Dr Sorgho sur le vaccin contre le paludisme nous souligne qu’il a été développé par le Burkina. Cependant la molécule active a été découverte par le professeur Adrian Hill de l’université d’oxford. Aussi selon ses éclairages, pour développer un vaccin, « il y a deux étapes. Il y a celui qui découvre la molécule active et celui qui développe le vaccin. Ici celui qui a découvert la molécule active c’est le professeur Adrian Hill de l’université d’oxford. Il a découvert la molécule active et il s’est demandé comment faire pour que ça devienne un vaccin. 

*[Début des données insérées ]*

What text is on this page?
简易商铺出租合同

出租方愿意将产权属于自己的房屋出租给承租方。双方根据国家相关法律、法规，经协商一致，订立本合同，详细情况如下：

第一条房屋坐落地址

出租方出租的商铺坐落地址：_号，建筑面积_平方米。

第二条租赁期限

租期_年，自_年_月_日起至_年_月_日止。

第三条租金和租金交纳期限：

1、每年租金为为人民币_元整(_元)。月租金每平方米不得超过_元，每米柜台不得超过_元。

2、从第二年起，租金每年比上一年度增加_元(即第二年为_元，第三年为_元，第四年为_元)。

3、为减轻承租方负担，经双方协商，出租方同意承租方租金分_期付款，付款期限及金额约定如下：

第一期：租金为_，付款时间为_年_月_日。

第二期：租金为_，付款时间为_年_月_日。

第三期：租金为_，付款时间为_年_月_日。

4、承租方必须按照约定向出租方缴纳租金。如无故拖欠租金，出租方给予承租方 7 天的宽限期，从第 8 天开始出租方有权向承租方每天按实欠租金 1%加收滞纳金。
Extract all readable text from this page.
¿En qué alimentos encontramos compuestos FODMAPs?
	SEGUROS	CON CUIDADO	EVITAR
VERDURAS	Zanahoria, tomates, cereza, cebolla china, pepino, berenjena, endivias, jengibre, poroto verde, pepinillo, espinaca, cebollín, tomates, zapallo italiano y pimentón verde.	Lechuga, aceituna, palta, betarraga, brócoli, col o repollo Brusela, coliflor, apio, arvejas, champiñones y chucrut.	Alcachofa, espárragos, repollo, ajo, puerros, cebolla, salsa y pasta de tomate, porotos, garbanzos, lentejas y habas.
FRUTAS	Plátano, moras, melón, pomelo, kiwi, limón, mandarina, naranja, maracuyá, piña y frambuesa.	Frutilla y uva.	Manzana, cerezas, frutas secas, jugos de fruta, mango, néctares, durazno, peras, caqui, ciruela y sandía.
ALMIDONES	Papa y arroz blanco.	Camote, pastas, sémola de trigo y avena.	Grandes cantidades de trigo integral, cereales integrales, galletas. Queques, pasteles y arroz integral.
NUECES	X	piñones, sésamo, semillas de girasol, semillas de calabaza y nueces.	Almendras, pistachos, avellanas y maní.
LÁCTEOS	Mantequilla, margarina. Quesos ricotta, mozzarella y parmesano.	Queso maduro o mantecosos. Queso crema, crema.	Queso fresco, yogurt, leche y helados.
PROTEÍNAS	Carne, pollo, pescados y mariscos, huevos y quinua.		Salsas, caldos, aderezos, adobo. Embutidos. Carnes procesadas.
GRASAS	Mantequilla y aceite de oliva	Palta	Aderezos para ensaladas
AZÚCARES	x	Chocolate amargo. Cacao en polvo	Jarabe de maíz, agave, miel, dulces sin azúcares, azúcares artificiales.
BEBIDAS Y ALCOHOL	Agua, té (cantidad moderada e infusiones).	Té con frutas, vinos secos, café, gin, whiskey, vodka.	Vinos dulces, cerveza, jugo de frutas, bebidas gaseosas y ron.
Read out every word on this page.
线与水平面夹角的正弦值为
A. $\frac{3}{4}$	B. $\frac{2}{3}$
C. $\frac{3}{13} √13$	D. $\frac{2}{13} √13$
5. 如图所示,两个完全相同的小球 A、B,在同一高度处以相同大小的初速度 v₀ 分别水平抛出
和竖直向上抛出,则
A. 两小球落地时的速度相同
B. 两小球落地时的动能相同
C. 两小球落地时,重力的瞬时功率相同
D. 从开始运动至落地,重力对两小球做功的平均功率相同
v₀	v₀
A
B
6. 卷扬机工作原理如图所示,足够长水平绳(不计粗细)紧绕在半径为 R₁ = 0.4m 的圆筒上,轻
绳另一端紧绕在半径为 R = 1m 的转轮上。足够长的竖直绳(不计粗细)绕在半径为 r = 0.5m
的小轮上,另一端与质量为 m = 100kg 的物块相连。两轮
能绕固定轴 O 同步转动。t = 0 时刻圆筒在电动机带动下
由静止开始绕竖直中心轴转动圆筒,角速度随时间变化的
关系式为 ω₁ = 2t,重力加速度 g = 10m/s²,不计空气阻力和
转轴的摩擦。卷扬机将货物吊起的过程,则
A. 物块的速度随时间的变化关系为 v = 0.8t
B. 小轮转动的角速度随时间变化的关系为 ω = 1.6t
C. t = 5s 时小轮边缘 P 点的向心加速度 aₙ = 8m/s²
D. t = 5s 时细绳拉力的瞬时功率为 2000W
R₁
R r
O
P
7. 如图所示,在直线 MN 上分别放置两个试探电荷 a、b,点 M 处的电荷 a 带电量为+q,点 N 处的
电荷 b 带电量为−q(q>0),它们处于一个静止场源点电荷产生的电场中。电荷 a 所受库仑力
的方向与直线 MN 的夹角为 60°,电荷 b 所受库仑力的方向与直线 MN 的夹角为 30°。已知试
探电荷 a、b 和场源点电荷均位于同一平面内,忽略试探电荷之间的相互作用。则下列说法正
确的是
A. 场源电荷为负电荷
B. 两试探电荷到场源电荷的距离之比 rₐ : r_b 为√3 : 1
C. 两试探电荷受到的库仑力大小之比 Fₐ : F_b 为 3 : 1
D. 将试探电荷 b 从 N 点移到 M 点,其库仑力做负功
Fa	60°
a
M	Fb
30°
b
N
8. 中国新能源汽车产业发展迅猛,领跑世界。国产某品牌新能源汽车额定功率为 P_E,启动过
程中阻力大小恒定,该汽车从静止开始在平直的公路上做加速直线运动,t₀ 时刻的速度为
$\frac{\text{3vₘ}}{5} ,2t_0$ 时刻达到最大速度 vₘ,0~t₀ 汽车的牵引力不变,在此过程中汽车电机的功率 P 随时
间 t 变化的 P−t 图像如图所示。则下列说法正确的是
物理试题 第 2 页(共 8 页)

C’est là où nous intervenons dans le développement du vaccin. Nous prenons la molécule et nous testons. Cela s’est passé en deux étapes. Nous testons pour démontrer que la molécule est vraiment effective ou non. Nous avons dans un premier temps testé et démontré que dans une population réduite de quatre cents (400) personnes, nous pouvons obtenir une efficacité de 80% maximum. Et comme c’était un petit groupe d’individus, on a décidé de faire ce qu’on appelle la phase terminale du développement en testant ça sur un plus grand nombre. 

Et comme le paludisme survient dans plusieurs localités africaines, il fallait y joindre d’autres zones géographiques donc d’autres pays. C’est pourquoi on a inclus le Mali, le Kenya et la Tanzanie. Là où on a aussi exposé les enfants à ce vaccin et c’est à l’issue de l’analyse de ce test que l’OMS a accepté recommander le vaccin R21 pour utilisation chez les enfants africains vivant dans les zones où le paludisme sévit ».

Après l’explication de ce processus, nous comprenons aisément que l’OMS n’est en rien dans la fabrication du virus de la dengue sous prétexte du développement du vaccin contre le palu, ce d’autant plus qu’elle n’intervient que dans la phase de l’homologation.

Dr Hermann Sorgho, Chercheur à l’IRSS

En effet selon Dr Hermann Sorgho pour aboutir à un vaccin, il y a toute une chaine d’acteurs. C’est un système où un ensemble d’acteurs sont en interaction dynamique pour aboutir à la fabrication du produit fini qu’est le vaccin.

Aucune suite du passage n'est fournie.